Since he took power in 2003, the regime of Aliyev son has been accused of curtailing free speech and ethnic cleansing of Armenians, whereas Azerbaijan’s armed forces have been busy mounting a campaign of widespread cultural erasure. These decades of threats culminated in last September with a swift military attack on the Nagorno-Karabakh region, which in just one week brought the 3,000-year-old indigenous Armenian presence there effectively to an end. The situation currently is so severe that Luis Moreno Ocampo, a former chief prosecutor of the International Criminal Court, has warned that a new genocide may be underway.
Armenians, whose newly budding democracy is under constant threat from the various authoritarian governments in the region, cannot achieve cultural and existential security if they do not have a state that ensures their security. And that includes energy security, to which nuclear power generation is key. Of course, Azerbaijan deserves to have a democratic government, too, something that is being hindered by the Western countries’ over-reliance on fossil fuel exports.

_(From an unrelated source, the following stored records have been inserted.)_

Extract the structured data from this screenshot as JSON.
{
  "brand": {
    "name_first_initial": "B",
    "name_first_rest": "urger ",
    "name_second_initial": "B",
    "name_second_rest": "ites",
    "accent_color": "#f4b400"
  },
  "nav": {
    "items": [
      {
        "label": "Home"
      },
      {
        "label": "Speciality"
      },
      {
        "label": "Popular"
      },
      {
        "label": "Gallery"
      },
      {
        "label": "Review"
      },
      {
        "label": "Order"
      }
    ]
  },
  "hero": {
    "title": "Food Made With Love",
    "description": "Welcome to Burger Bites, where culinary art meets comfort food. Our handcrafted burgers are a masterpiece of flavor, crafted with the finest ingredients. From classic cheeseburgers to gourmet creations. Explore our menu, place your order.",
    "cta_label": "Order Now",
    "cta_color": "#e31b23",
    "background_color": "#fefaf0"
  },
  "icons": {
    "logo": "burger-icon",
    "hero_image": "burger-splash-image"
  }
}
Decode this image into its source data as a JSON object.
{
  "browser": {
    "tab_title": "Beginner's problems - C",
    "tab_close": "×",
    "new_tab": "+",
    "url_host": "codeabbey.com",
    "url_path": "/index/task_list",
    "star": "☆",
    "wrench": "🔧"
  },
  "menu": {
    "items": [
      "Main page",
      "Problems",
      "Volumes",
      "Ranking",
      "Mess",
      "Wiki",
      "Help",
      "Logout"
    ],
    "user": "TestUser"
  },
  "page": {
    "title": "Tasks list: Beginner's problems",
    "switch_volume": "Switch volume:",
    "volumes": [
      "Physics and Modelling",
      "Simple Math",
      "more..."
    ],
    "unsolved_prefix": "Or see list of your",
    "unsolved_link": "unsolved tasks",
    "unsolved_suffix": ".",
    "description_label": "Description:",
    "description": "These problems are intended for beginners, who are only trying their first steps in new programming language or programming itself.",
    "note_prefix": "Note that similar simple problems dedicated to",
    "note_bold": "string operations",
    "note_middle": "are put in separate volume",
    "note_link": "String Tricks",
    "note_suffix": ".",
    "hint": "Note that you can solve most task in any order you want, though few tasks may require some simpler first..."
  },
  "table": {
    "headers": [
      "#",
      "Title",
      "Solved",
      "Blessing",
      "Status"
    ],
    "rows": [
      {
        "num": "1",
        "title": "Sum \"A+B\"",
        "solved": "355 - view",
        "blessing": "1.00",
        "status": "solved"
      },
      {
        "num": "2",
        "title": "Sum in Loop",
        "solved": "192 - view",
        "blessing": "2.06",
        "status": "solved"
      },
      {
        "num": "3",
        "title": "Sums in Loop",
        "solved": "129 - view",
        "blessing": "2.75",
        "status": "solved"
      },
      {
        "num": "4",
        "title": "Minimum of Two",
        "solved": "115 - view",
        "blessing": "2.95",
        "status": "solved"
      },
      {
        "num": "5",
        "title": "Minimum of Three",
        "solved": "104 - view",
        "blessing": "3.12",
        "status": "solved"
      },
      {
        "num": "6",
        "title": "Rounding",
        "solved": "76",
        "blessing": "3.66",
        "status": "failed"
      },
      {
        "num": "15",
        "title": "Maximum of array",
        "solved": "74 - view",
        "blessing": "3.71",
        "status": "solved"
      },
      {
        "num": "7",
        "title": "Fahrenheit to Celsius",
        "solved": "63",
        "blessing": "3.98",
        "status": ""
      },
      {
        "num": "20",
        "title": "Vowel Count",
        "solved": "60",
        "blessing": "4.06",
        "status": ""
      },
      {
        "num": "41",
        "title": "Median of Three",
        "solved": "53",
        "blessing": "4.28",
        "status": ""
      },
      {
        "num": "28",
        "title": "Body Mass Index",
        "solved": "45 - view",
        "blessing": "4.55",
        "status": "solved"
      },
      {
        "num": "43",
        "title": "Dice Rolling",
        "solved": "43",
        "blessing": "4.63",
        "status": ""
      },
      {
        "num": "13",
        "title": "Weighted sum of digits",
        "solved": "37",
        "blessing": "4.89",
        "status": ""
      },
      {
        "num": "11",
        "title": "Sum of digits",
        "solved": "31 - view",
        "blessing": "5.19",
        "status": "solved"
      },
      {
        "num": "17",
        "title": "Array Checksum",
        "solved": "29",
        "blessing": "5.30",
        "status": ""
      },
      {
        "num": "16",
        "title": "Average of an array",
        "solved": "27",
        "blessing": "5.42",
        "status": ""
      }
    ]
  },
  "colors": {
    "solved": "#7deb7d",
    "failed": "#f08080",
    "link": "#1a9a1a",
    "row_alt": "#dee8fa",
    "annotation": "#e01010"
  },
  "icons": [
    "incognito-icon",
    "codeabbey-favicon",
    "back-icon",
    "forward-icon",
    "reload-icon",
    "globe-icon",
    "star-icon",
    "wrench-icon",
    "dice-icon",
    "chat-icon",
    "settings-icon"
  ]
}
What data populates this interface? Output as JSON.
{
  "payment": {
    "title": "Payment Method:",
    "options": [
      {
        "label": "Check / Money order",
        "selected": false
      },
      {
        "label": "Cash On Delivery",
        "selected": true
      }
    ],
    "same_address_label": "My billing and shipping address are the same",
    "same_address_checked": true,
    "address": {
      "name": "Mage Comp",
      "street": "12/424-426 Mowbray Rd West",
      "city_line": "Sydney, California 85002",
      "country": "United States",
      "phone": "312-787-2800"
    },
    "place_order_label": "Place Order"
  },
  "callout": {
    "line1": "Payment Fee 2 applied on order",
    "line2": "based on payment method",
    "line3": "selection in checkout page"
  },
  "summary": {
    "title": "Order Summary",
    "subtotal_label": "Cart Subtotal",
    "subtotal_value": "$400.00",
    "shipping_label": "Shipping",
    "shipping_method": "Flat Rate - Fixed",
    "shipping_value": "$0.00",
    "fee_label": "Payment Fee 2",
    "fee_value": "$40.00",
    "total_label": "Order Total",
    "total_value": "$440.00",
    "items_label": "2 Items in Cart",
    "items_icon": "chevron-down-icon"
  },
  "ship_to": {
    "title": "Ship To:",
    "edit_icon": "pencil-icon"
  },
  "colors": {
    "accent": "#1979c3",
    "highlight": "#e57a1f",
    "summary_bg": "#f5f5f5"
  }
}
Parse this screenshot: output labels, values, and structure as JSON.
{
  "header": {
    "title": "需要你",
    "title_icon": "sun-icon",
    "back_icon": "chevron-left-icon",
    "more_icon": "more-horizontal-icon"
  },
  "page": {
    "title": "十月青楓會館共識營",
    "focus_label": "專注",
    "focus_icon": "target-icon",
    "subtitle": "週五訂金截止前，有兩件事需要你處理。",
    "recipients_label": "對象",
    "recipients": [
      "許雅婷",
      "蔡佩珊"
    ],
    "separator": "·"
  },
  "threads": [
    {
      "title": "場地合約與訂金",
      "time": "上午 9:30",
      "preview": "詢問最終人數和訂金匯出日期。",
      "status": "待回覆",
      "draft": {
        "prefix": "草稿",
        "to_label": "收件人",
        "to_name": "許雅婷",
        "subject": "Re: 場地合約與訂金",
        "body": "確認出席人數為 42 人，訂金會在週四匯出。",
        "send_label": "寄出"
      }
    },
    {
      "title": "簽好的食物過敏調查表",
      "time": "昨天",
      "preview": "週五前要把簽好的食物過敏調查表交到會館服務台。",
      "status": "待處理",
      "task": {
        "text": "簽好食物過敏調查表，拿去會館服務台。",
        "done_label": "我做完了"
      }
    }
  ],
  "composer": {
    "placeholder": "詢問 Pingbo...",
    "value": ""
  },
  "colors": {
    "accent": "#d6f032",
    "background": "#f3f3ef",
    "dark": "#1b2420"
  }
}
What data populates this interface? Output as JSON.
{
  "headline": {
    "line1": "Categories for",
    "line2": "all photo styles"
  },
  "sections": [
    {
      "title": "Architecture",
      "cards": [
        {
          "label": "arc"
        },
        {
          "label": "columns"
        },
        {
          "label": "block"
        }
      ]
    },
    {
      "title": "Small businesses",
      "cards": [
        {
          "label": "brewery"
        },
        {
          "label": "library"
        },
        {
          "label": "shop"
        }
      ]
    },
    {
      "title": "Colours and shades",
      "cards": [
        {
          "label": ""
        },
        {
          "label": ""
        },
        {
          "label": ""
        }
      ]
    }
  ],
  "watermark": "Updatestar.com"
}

The lessons of small nations. When it comes to understanding the value of nuclear energy, studies tend to focus on the big nuclear powers such as the United States, China, and Russia. They rarely study the experiences of small countries like Armenia. Still, the study of these “insignificant” players is important in terms of understanding the mistakes made, successes achieved, and lessons learned, which can be relevant for the “big” players as well. In a telling example, Germany is learning the hard way about the dangers of complacency when it comes to choosing between nuclear energy and fossil fuels for its energy mix: Over the last 20 years, German politicians preferred to shut down their “scary”—but nonetheless safe—nuclear power plants and increase their potentially destabilizing—but considered harmless—reliance on Russia’s natural gas. Had German policymakers studied Armenia’s experience of the 1990s, they could probably have avoided the energy crisis the country is currently experiencing.
Sadly, it’s hard to tell whether European leaders have learned anything from Armenia’s struggle for energy security. In a now much-criticized statement from 2022, European Commission President Ursula von der Leyen called Azerbaijan’s dictator Ilham Aliyev “a reliable partner.” This gesture is now believed to have, at least partly, emboldened the Aliyev regime’s brutality toward the Armenian population of Nagorno-Karabakh. At least for now, it is as if Europe is merely switching dictators while maintaining the same dependence on fossil fuels.
Only a full reckoning by Western countries of their over-reliance on fossil fuels can put an end to the authoritarian regimes that exist only because of their hydrocarbon exports. Such a reckoning, along with the development of renewable energy and nuclear power, would lead to net gains for the climate and the environment. It would also help strengthen liberal democracies that are being unprecedently threatened.